Between Emerson’s two radio stations, students at the college have the chance to have their voice heard by millions of listeners. For the first time next year, the skills for a career in radio will only be offered through a minor, not within a major.
Starting in the fall, the college will offer a radio minor for students interested in the discipline, replacing its previous radio concentration within the visual and media arts major. Emerson stopped offering that concentration to new students last semester, according to a previous Beacon report.
“There will be several courses available to students, such as marketing, sales and promotions, vocal presentation for media and broadcast, radio journalism, and business of broadcasting,” said Jack Casey, the general manager of WERS, Emerson’s student-run public radio station. “The courses cover different areas of radio, because we want to help students develop specific skills and succeed in the business.”
Students are currently able to participate in radio through WERS and WECB, an online station. Casey said that students hold almost all of the responsibilities of running these stations.
“At WERS, we have 12 paid student managers who act as program directors, music directors, and web editors,” Casey said. “Aside from them, there are about 80 volunteers who act as DJs and newscasters. WECB also has many volunteers who are able to design their own programs. The stations allow them to identify the real jobs they would be doing outside of Emerson.”
Because of the high level of work put in at the radio stations, Casey said he believes these students will be interested in the radio minor.
Emma-Jean Weinstein, a senior visual and media arts major, agreed.
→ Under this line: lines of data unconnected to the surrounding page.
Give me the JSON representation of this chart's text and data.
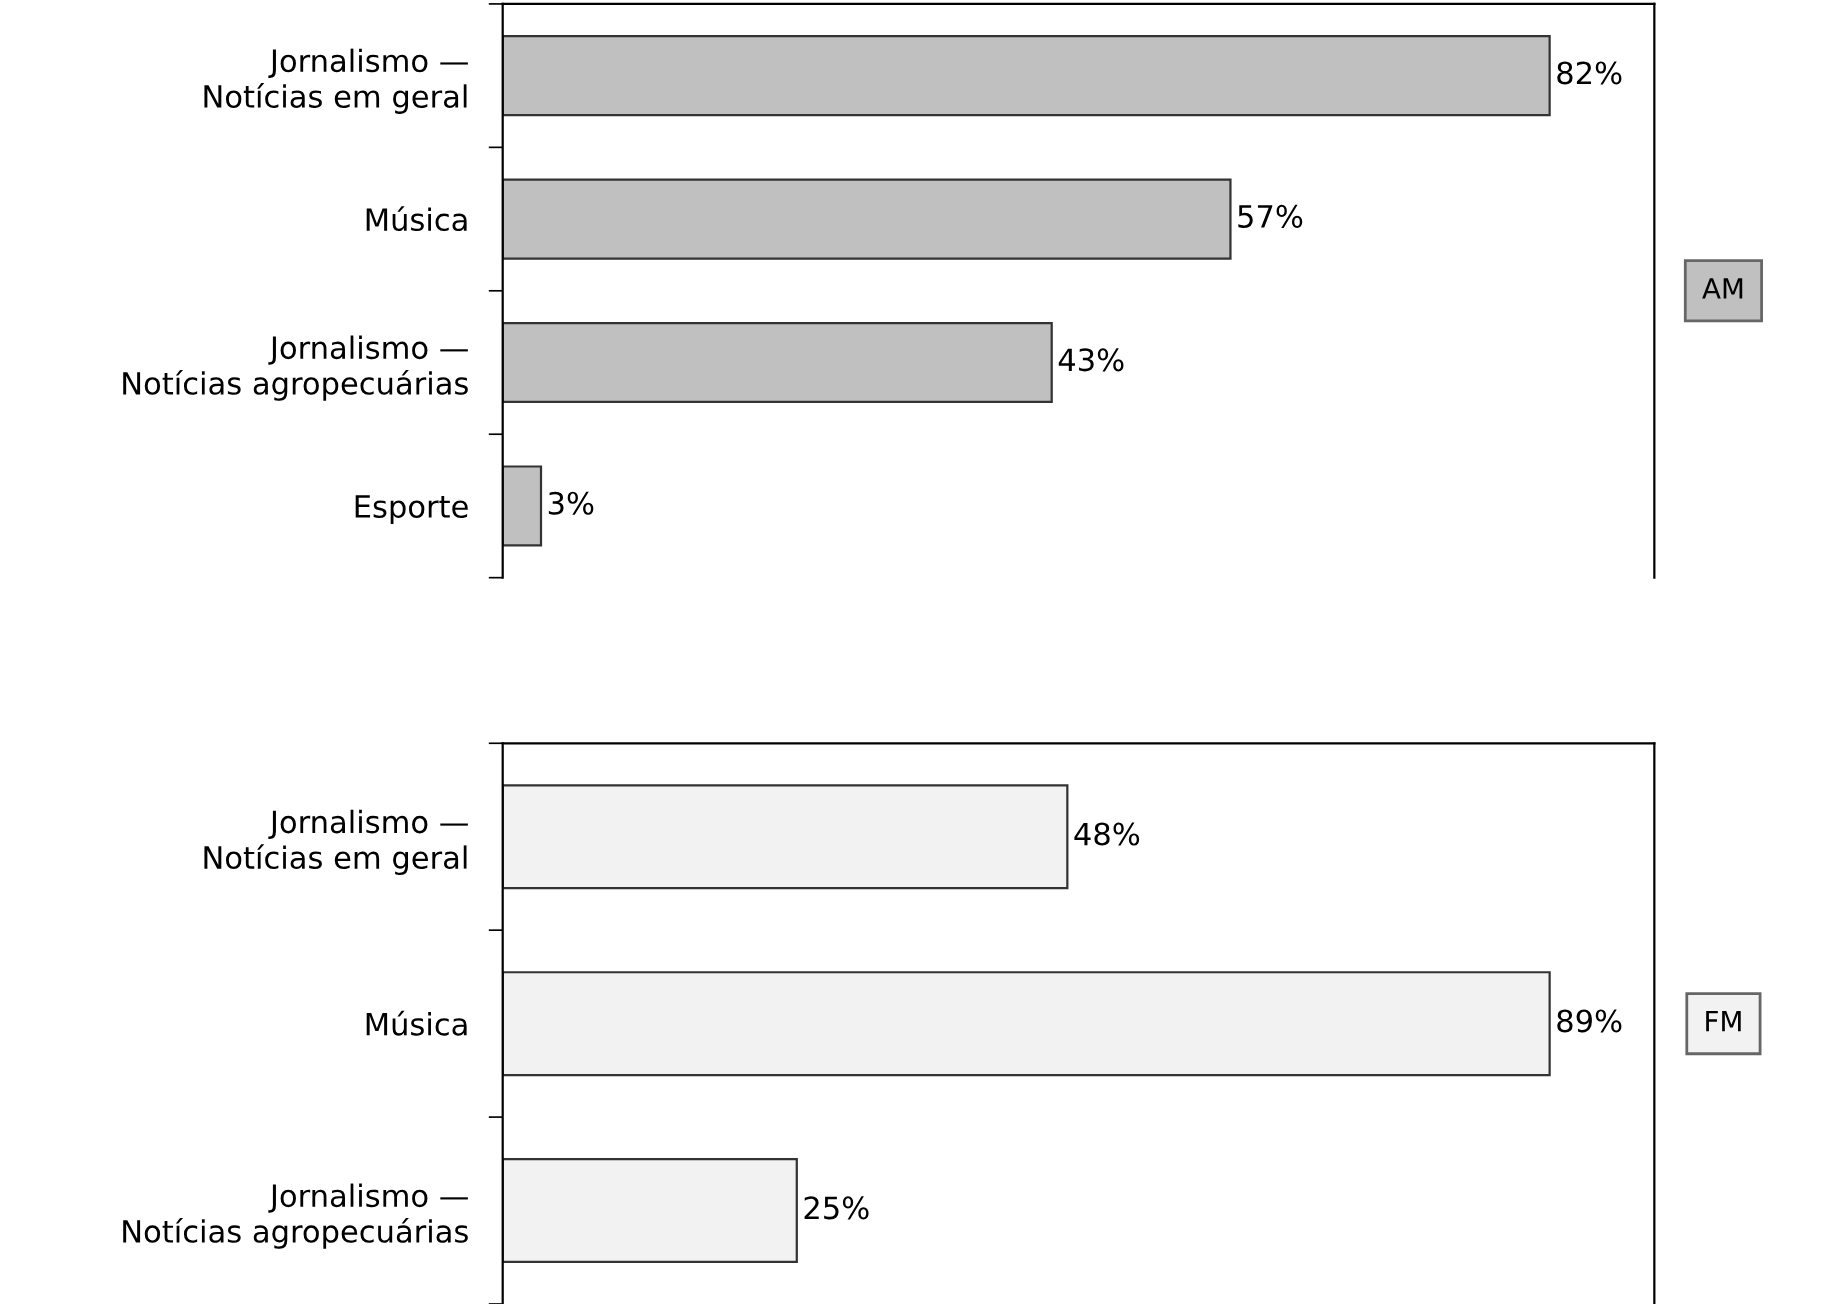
{
  "chart_data": [
    {
      "type": "bar",
      "orientation": "horizontal",
      "categories": [
        "Jornalismo —\nNotícias em geral",
        "Música",
        "Jornalismo —\nNotícias agropecuárias",
        "Esporte"
      ],
      "series": [
        {
          "name": "AM",
          "color": "#c0c0c0",
          "values": [
            82,
            57,
            43,
            3
          ],
          "value_labels": [
            "82%",
            "57%",
            "43%",
            "3%"
          ]
        }
      ],
      "legend": "right"
    },
    {
      "type": "bar",
      "orientation": "horizontal",
      "categories": [
        "Jornalismo —\nNotícias em geral",
        "Música",
        "Jornalismo —\nNotícias agropecuárias"
      ],
      "series": [
        {
          "name": "FM",
          "color": "#f2f2f2",
          "values": [
            48,
            89,
            25
          ],
          "value_labels": [
            "48%",
            "89%",
            "25%"
          ]
        }
      ],
      "legend": "right"
    }
  ]
}
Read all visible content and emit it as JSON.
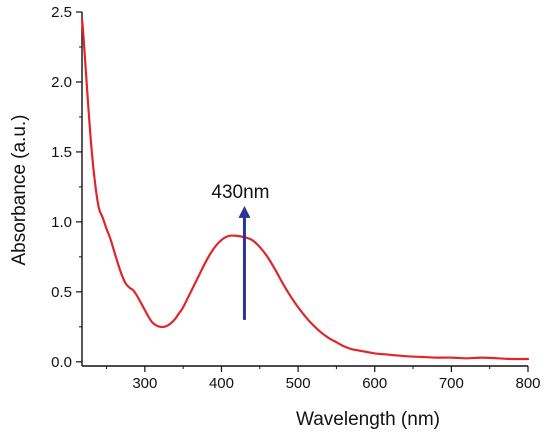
{
  "chart_data": {
    "type": "line",
    "title": "",
    "xlabel": "Wavelength (nm)",
    "ylabel": "Absorbance (a.u.)",
    "xlim": [
      218,
      800
    ],
    "ylim": [
      -0.03,
      2.5
    ],
    "xticks": [
      300,
      400,
      500,
      600,
      700,
      800
    ],
    "xtick_labels": [
      "300",
      "400",
      "500",
      "600",
      "700",
      "800"
    ],
    "yticks": [
      0.0,
      0.5,
      1.0,
      1.5,
      2.0,
      2.5
    ],
    "ytick_labels": [
      "0.0",
      "0.5",
      "1.0",
      "1.5",
      "2.0",
      "2.5"
    ],
    "grid": false,
    "legend": "none",
    "series": [
      {
        "color": "#e0262b",
        "x": [
          218,
          220,
          225,
          230,
          235,
          240,
          245,
          250,
          255,
          260,
          265,
          270,
          275,
          280,
          285,
          290,
          295,
          300,
          305,
          310,
          315,
          320,
          325,
          330,
          335,
          340,
          345,
          350,
          360,
          370,
          380,
          390,
          400,
          410,
          420,
          430,
          440,
          450,
          460,
          470,
          480,
          490,
          500,
          510,
          520,
          530,
          540,
          550,
          560,
          570,
          580,
          590,
          600,
          620,
          640,
          660,
          680,
          700,
          720,
          740,
          760,
          780,
          800
        ],
        "y": [
          2.45,
          2.32,
          1.92,
          1.55,
          1.28,
          1.1,
          1.03,
          0.95,
          0.88,
          0.79,
          0.7,
          0.62,
          0.56,
          0.53,
          0.51,
          0.47,
          0.42,
          0.37,
          0.32,
          0.28,
          0.26,
          0.25,
          0.25,
          0.26,
          0.28,
          0.31,
          0.35,
          0.39,
          0.5,
          0.61,
          0.72,
          0.81,
          0.87,
          0.9,
          0.9,
          0.89,
          0.87,
          0.82,
          0.75,
          0.66,
          0.56,
          0.47,
          0.39,
          0.32,
          0.26,
          0.21,
          0.17,
          0.14,
          0.11,
          0.09,
          0.08,
          0.07,
          0.06,
          0.05,
          0.04,
          0.035,
          0.03,
          0.03,
          0.025,
          0.03,
          0.025,
          0.02,
          0.02
        ]
      }
    ],
    "annotations": [
      {
        "text": "430nm",
        "arrow_x": 430,
        "arrow_from": 0.3,
        "arrow_to": 1.1,
        "arrow_color": "#2c3691"
      }
    ],
    "colors": {
      "axis": "#111111",
      "background": "#ffffff"
    }
  }
}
“I started at WERS as a sophomore, hosting a Jewish music show,” Weinstein said. “I later got a job reporting, producing, and overseeing the reporting for a program called ‘You Are Here.’ I no longer work at WERS because I’m doing an internship, but I enjoyed my time there. I feel like I’m four years too late for this radio minor.”
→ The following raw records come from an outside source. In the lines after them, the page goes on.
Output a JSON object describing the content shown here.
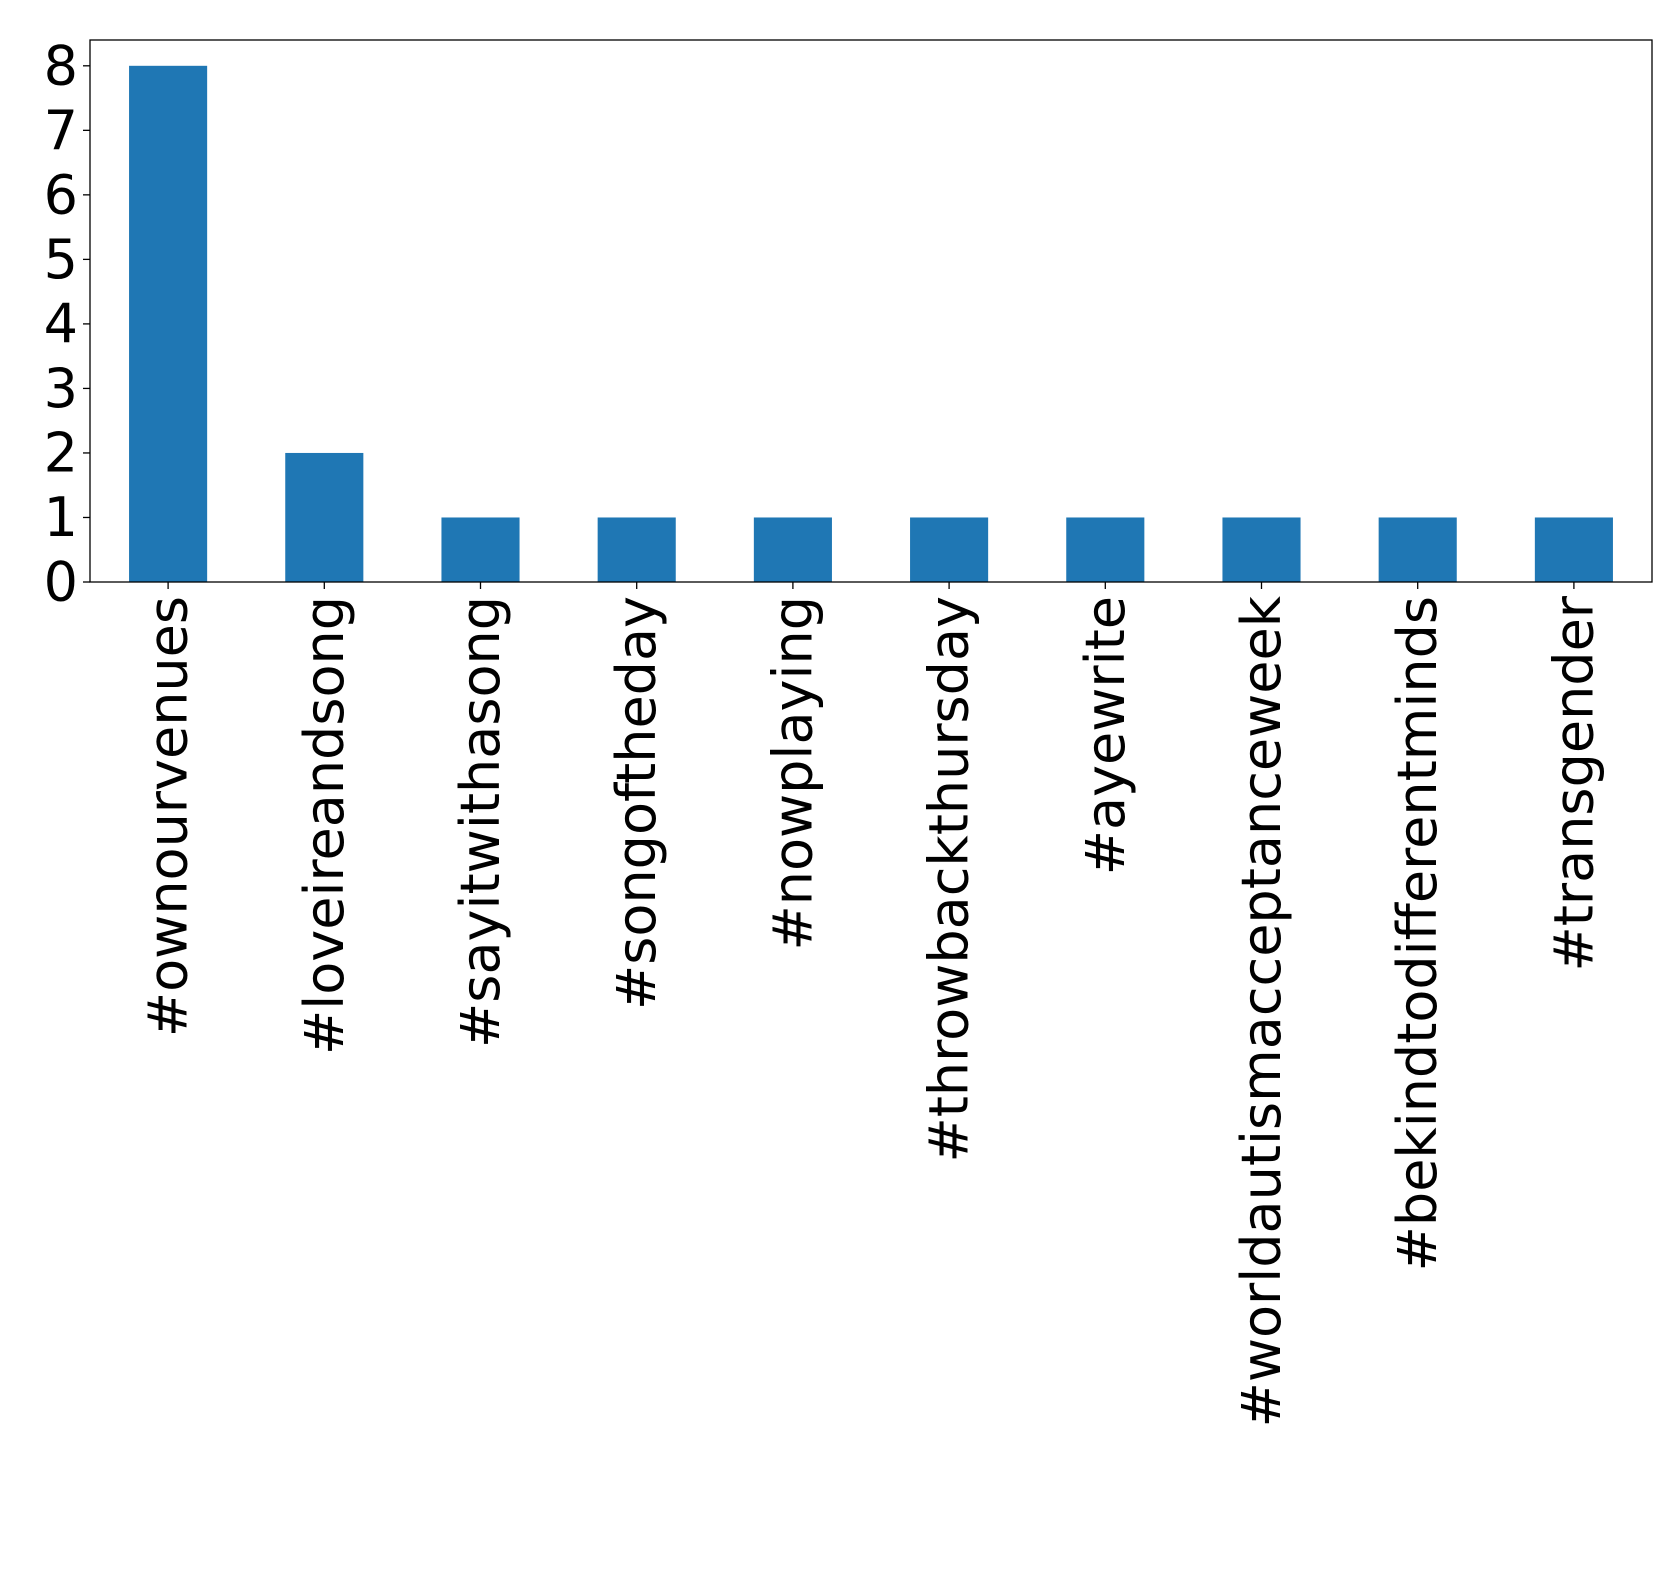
{
  "chart_data": {
    "type": "bar",
    "title": "",
    "xlabel": "",
    "ylabel": "",
    "categories": [
      "#ownourvenues",
      "#loveireandsong",
      "#sayitwithasong",
      "#songoftheday",
      "#nowplaying",
      "#throwbackthursday",
      "#ayewrite",
      "#worldautismacceptanceweek",
      "#bekindtodifferentminds",
      "#transgender"
    ],
    "values": [
      8,
      2,
      1,
      1,
      1,
      1,
      1,
      1,
      1,
      1
    ],
    "ylim": [
      0,
      8.4
    ],
    "yticks": [
      0,
      1,
      2,
      3,
      4,
      5,
      6,
      7,
      8
    ],
    "grid": false,
    "legend": "none",
    "bar_color": "#1f77b4",
    "axis_color": "#000000"
  }
}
According to William Gilligan, interest among students in radio has fluctuated over time.
“Twenty years ago, there used to be a couple hundred students in the visual and media arts department who majored in radio,” said Gilligan, vice president of information technology. “A number of factors went into the major’s decline.”
Casey added that the decline in jobs in the radio industry could have contributed to the closing of the concentration.
Due to the climate change in the radio industry, the college chose to end the major.
“It was a decision made by the visual and media arts department,” Casey said. “I imagine it was due to fewer jobs than in decades past. But broadcast journalism is having a bad time as well, so I’m not sure why the decision was made to only phase out radio.”
Despite this, both Casey and Gilligan said they are confident that the new minor will attract a large audience.
“People used to predict the death of television,” Gilligan said. “But TV isn’t going anywhere. It’s the same with radio. Radio isn’t going anywhere. It’s just changing.”